Right now, content assessors do not receive this Researcher as input and create a new one (without morphological data available) on the fly every time it is needed. As soon as word-lists for readability analysis (e.g., transition words) are transferred to data, on-demand functionality), this will have to be adjusted.

  1. SEO assessor calls SEO assessments and SEO assessments call their specific researches as normal.
  2. Some SEO-specific researches require morphological analysis of keyphrase and synonyms, and some do not. Almost all researches that search for keyword or synonyms (in text, headings, tags, metadescription, etc.) require morphological analysis. You can see here if your research in question requires morphological analysis.

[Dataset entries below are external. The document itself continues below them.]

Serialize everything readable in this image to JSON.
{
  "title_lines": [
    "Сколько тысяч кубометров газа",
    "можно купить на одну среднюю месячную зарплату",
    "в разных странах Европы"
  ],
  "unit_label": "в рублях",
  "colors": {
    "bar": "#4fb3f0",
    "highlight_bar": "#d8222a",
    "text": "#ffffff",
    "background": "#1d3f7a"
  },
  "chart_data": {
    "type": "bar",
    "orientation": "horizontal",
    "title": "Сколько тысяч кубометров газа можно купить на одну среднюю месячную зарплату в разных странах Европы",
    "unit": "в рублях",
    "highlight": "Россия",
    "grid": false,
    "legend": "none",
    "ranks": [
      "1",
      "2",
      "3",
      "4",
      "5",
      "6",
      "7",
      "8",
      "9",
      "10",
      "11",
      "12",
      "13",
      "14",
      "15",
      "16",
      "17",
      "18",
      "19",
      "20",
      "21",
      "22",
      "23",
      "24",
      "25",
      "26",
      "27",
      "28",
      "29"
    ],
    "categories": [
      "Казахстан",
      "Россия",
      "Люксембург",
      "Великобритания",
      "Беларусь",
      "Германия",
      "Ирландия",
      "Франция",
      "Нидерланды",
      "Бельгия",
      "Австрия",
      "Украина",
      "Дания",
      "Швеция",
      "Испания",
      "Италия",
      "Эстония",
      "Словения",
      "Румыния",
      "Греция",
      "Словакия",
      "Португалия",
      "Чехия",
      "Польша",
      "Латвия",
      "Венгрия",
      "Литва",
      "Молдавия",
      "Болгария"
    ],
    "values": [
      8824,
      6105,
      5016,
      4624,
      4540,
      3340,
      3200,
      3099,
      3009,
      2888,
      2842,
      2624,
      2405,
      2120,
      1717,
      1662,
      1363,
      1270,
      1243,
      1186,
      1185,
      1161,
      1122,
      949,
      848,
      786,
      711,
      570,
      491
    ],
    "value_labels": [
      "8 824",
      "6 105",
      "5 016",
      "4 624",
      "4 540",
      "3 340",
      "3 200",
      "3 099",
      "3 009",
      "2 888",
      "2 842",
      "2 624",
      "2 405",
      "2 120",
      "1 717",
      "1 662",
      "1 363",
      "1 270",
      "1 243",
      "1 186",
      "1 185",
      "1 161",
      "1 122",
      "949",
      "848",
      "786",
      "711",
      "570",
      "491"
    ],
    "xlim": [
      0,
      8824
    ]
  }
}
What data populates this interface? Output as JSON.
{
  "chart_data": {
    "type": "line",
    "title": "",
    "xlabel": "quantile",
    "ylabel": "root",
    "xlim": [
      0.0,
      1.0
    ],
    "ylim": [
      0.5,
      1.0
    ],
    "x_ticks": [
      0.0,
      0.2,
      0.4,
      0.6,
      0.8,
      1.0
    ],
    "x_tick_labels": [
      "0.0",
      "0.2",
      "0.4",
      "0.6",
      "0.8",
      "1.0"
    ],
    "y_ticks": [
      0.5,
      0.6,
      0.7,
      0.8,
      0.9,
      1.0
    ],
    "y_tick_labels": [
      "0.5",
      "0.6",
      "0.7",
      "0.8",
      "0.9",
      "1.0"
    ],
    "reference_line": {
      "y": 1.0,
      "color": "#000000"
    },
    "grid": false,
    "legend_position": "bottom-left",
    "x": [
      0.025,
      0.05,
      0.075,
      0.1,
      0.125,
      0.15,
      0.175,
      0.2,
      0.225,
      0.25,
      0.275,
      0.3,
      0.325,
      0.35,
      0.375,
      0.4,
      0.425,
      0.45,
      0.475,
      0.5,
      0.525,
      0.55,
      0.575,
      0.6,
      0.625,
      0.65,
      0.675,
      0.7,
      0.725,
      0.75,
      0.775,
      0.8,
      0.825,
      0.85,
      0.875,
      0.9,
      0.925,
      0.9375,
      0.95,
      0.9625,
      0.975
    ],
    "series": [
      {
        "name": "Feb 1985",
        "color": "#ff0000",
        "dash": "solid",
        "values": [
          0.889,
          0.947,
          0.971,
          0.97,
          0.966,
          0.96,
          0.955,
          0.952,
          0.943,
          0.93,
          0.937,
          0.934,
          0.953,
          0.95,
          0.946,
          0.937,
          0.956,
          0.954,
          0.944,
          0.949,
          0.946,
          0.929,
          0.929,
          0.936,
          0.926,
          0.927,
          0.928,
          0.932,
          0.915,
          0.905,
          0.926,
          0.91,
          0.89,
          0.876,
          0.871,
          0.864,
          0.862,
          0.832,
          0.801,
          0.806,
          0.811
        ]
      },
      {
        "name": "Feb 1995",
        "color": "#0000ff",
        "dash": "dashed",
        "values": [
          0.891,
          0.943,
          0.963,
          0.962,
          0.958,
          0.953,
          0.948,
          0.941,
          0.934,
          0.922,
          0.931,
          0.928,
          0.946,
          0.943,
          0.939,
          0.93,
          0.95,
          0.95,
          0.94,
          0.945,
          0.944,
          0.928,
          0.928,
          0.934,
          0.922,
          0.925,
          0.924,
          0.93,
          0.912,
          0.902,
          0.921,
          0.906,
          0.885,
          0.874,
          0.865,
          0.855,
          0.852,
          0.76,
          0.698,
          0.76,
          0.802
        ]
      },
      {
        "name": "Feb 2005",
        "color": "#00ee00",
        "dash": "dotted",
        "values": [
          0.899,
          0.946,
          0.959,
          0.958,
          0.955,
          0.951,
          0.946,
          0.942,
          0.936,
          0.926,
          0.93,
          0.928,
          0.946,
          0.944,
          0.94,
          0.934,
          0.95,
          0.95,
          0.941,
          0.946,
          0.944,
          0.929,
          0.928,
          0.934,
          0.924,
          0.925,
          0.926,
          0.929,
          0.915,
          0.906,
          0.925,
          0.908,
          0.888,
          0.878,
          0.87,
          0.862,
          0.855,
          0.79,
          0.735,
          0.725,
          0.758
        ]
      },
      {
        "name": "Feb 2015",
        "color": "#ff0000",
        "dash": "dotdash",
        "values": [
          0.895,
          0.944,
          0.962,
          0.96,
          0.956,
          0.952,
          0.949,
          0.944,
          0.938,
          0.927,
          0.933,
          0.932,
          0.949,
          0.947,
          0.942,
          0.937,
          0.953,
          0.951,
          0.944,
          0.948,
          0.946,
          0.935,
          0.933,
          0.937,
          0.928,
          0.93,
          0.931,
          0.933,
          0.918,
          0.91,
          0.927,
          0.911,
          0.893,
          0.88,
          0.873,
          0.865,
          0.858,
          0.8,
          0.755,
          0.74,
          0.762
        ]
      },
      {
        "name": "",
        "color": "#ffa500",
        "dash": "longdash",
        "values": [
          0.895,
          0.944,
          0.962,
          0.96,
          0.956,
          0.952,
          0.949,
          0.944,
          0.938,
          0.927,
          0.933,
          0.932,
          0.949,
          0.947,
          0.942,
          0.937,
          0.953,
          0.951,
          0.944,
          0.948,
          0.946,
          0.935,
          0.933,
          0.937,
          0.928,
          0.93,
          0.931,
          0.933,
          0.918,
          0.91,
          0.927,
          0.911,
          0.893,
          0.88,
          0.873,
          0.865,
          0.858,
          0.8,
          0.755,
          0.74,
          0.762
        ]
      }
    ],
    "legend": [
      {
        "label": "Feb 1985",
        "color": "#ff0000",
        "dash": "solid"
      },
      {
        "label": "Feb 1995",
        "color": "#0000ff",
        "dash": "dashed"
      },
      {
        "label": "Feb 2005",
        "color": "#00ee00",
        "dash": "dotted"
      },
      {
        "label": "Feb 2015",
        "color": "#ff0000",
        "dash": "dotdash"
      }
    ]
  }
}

In order for an SEO research to use keyphrase or synonym word-forms, it should call the morphological research within itself. Something like:

export default function( paper, researcher ) {
   const topicForms = researcher.getResearch( "morphology" );
   ...
}

The function that builds morphological forms is memoized, so do not worry about inefficiency.

Depending on the exact functionality of the SEO research, it can make use of one of the helper functions, which were created to search for keyphrase forms or synonym forms in any supplied text string.

Refactor current researches and assessments: Cheat-sheet

  1. Pick an SEO assessment to work on. All specifications are available in the overview issue of this project.
  2. In the research of the assessment:
  • Pass researcher as argument to the main research function that is being exported

  • Request results of the morphological research.

  • Adjust the content of the research function to match the specification. Notice that the helper functions can return

    • number of words (word forms) matched,
    • percent of the words (word forms) matched,
    • whether the match was found with the keyword or a synonym.
  • Remember that we import from lodash-es instead of lodash and that we do export default function instead of module.exports.

  1. In the spec of your research:

For now the morphology data can be supplied as an internal json file, but it will soon be changed.

  • For every spec (or every time you create a new paper), create a Researcher, supply morphology data and use this researcher as an argument for the SEO research that you are testing.

  • Adjust the expected values of the tests.

  1. In the SEO assessment file: Adjust the criteria, boundaries and feedback strings to match the specifications.
  2. In the spec file of the SEO assessment: Adjust the expected scores and feedback strings.
  3. In the full-text specs: Adjust the expected scores and feedback strings for your assessment.
  4. In the full-text specs runner: Add researcher as a second parameter to the call of your SEO research.